A simple example would be that we have 3 families, each with a mom, dad, proband, and unaffected sibling. Given sample ids of s1..s12 that appear in the vcf, we could create an alias
file like:
#proband dad mom sibling
s1 s2 s3 s4
s5 s6 s7 s8
s9 s10 s11 s12
where the headers indicate the labels that we can use in a --group-expr
. Then a --group-expr might look like:
--group-expr "denovo:mom.alts == 0 && dad.alts == 0 && sibling.alts == 0 \ # all unaffecteds are hom-ref
&& proband.alts == 1 \ # proband is heterozygous
&& mom.AD[1] == 0 && dad.AD[1] == 0 && sibling.AD[1] == 0 \ ## make sure no alternate alleles are seen in unaffecteds
&& kid.AB > 0.2 && kib.AB < 0.8 \ # make sure the allele balance is reasonable
&& INFO.gnomad_popmax_af < 1e-3 \ # variant must be rare in gnomad
This would add an INFO field of denovo=$proband
to any variant that matches this criteria. The first column, in this case proband
is used as the entry in the INFO field.
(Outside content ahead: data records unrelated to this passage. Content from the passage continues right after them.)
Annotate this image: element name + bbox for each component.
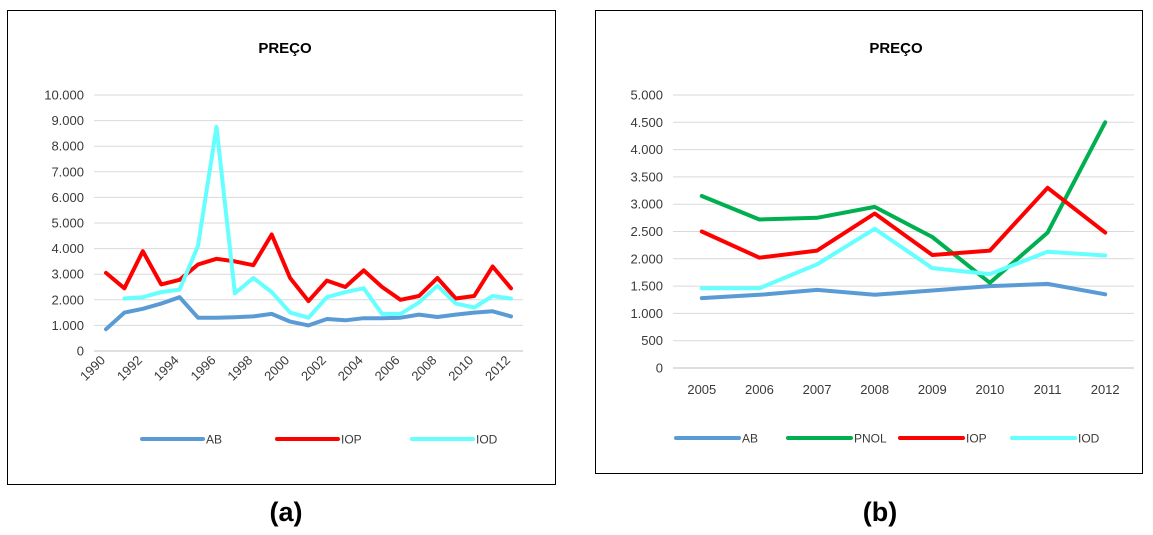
x-tick-label: 2008 — [408, 353, 439, 384]
y-tick-label: 1.000 — [630, 306, 663, 321]
y-tick-label: 1.500 — [630, 279, 663, 294]
chart-title: PREÇO — [869, 40, 923, 57]
legend: AB IOP IOD — [140, 433, 498, 447]
y-tick-label: 2.500 — [630, 224, 663, 239]
legend-label-pnol: PNOL — [854, 432, 887, 446]
legend-label-iop: IOP — [966, 432, 987, 446]
x-tick-label: 2008 — [860, 382, 889, 397]
series-line-iod — [122, 125, 513, 320]
x-tick-label: 1994 — [151, 353, 182, 384]
x-tick-label: 2009 — [918, 382, 947, 397]
x-tick-label: 2010 — [445, 353, 476, 384]
y-tick-label: 2.000 — [630, 251, 663, 266]
y-tick-label: 3.500 — [630, 169, 663, 184]
y-tick-label: 0 — [656, 361, 663, 376]
chart-a-svg: PREÇO 0 1.000 2.000 3.000 4.000 5.000 6.000 7.00… — [44, 40, 523, 447]
series-line-iop — [699, 185, 1108, 260]
y-tick-label: 10.000 — [44, 88, 84, 103]
y-tick-label: 4.000 — [51, 241, 84, 256]
x-tick-label: 2002 — [298, 353, 329, 384]
series-line-pnol — [699, 120, 1108, 285]
y-tick-label: 4.000 — [630, 142, 663, 157]
y-tick-label: 8.000 — [51, 139, 84, 154]
x-tick-label: 2012 — [482, 353, 513, 384]
legend-label-iod: IOD — [476, 433, 498, 447]
caption-b: (b) — [862, 497, 898, 527]
series-line-ab — [699, 281, 1108, 301]
caption-a: (a) — [269, 497, 303, 527]
y-tick-label: 9.000 — [51, 113, 84, 128]
series-line-iop — [104, 232, 513, 304]
legend-label-iod: IOD — [1078, 432, 1100, 446]
chart-title: PREÇO — [258, 40, 312, 57]
x-tick-label: 2004 — [335, 353, 366, 384]
y-tick-label: 5.000 — [630, 88, 663, 103]
gridlines — [94, 94, 523, 352]
y-tick-label: 3.000 — [630, 197, 663, 212]
chart-b-svg: PREÇO 0 500 1.000 1.500 2.000 2.500 3.000 3.500 4… — [630, 40, 1134, 446]
legend: AB PNOL IOP IOD — [674, 432, 1100, 446]
y-tick-label: 1.000 — [51, 318, 84, 333]
x-tick-label: 1996 — [188, 353, 219, 384]
y-tick-label: 4.500 — [630, 115, 663, 130]
x-tick-label: 1998 — [224, 353, 255, 384]
x-tick-label: 2010 — [975, 382, 1004, 397]
x-tick-label: 2011 — [1034, 382, 1062, 397]
x-tick-label: 2012 — [1091, 382, 1120, 397]
legend-label-ab: AB — [742, 432, 758, 446]
y-tick-label: 6.000 — [51, 190, 84, 205]
series-line-iod — [699, 226, 1108, 291]
x-tick-label: 2005 — [687, 382, 716, 397]
y-tick-label: 7.000 — [51, 164, 84, 179]
y-tick-label: 500 — [641, 333, 663, 348]
y-tick-label: 0 — [77, 344, 84, 359]
legend-label-ab: AB — [206, 433, 222, 447]
x-tick-label: 2007 — [803, 382, 832, 397]
series-line-ab — [104, 295, 513, 332]
x-tick-label: 2006 — [745, 382, 774, 397]
x-tick-label: 2006 — [372, 353, 403, 384]
y-tick-label: 2.000 — [51, 292, 84, 307]
gridlines — [673, 94, 1134, 369]
y-tick-label: 5.000 — [51, 216, 84, 231]
chart-panel-a: PREÇO 0 1.000 2.000 3.000 4.000 5.000 6.000 7.00… — [7, 10, 556, 485]
x-tick-label: 2000 — [261, 353, 292, 384]
y-tick-label: 3.000 — [51, 267, 84, 282]
legend-label-iop: IOP — [341, 433, 362, 447]
x-tick-label: 1992 — [114, 353, 145, 384]
chart-panel-b: PREÇO 0 500 1.000 1.500 2.000 2.500 3.000 3.500 4… — [595, 10, 1143, 474]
Note that these labels are for human-readability, only, they can be whatever the user choose, for example, the above header could instead be:
#affected mom dad unaffected
if that makes the expressions more readable.
For somatic variants, the intuitive labels may be "tumor" and "normal", or for 4 patients, each with 3 tumor time-points, a file make look like:
#normal tumor1 tumor2 tumor3
s1n s1t1 s1t2 s1t3
s2n s2t1 s2t2 s2t3
s3n s3t1 s3t2 s3t3
s4n s4t1 s4t2 s4t3
Then, to find somatic variants that increase in allele frequency across the tumor time-points, we can specify an expression like:
--group-expr "increasing:normal.alts == 0 && normal.AD[1] == 0 \ # no evidence in normal
&& tumor1.AB > 0 && tumor2.AB > tumor1.AB && tumor3.AB > tumor2.AB
this will create a new INFO field increasing
and it will have the list of normal
(first column) samples that met that criteria for each variant.
For pedigrees with 3 generations, we may want to find *de novos in the F1 that are transmitted to the F2. The --alias
file for this might look like:
#f1 spouse gma gpa kids
s1 s2 s3 s4 s5,s6,s7
s8 s9 s10 s11 s12,s13
s14 s15 s16,s17,s18,s19,s20,s21,s22,s23,s24
note that any column that ends with s
will be available in the expression as a javascript array and multiple samples can be specified by commas. So, in this case, there are multiple kids
and each family has a different number of kids.
An expression for this might look like:
--group-expr "transmitted:f1.alts == 1 && f1.AB > 0.2 && f1.AB < 0.8 && \
&& gma.alts == 0 && gpa.alts == 0 \ # must be absent in the parents of f1 to be denovo
&& spouse.alts == 0 \ # make sure the variant did not come from spouse.
&& proportion_kids_with_alt(kids) > 0.25"
So, here, we have specified a de novo in f1
that must appear in at least 25% of its offspring.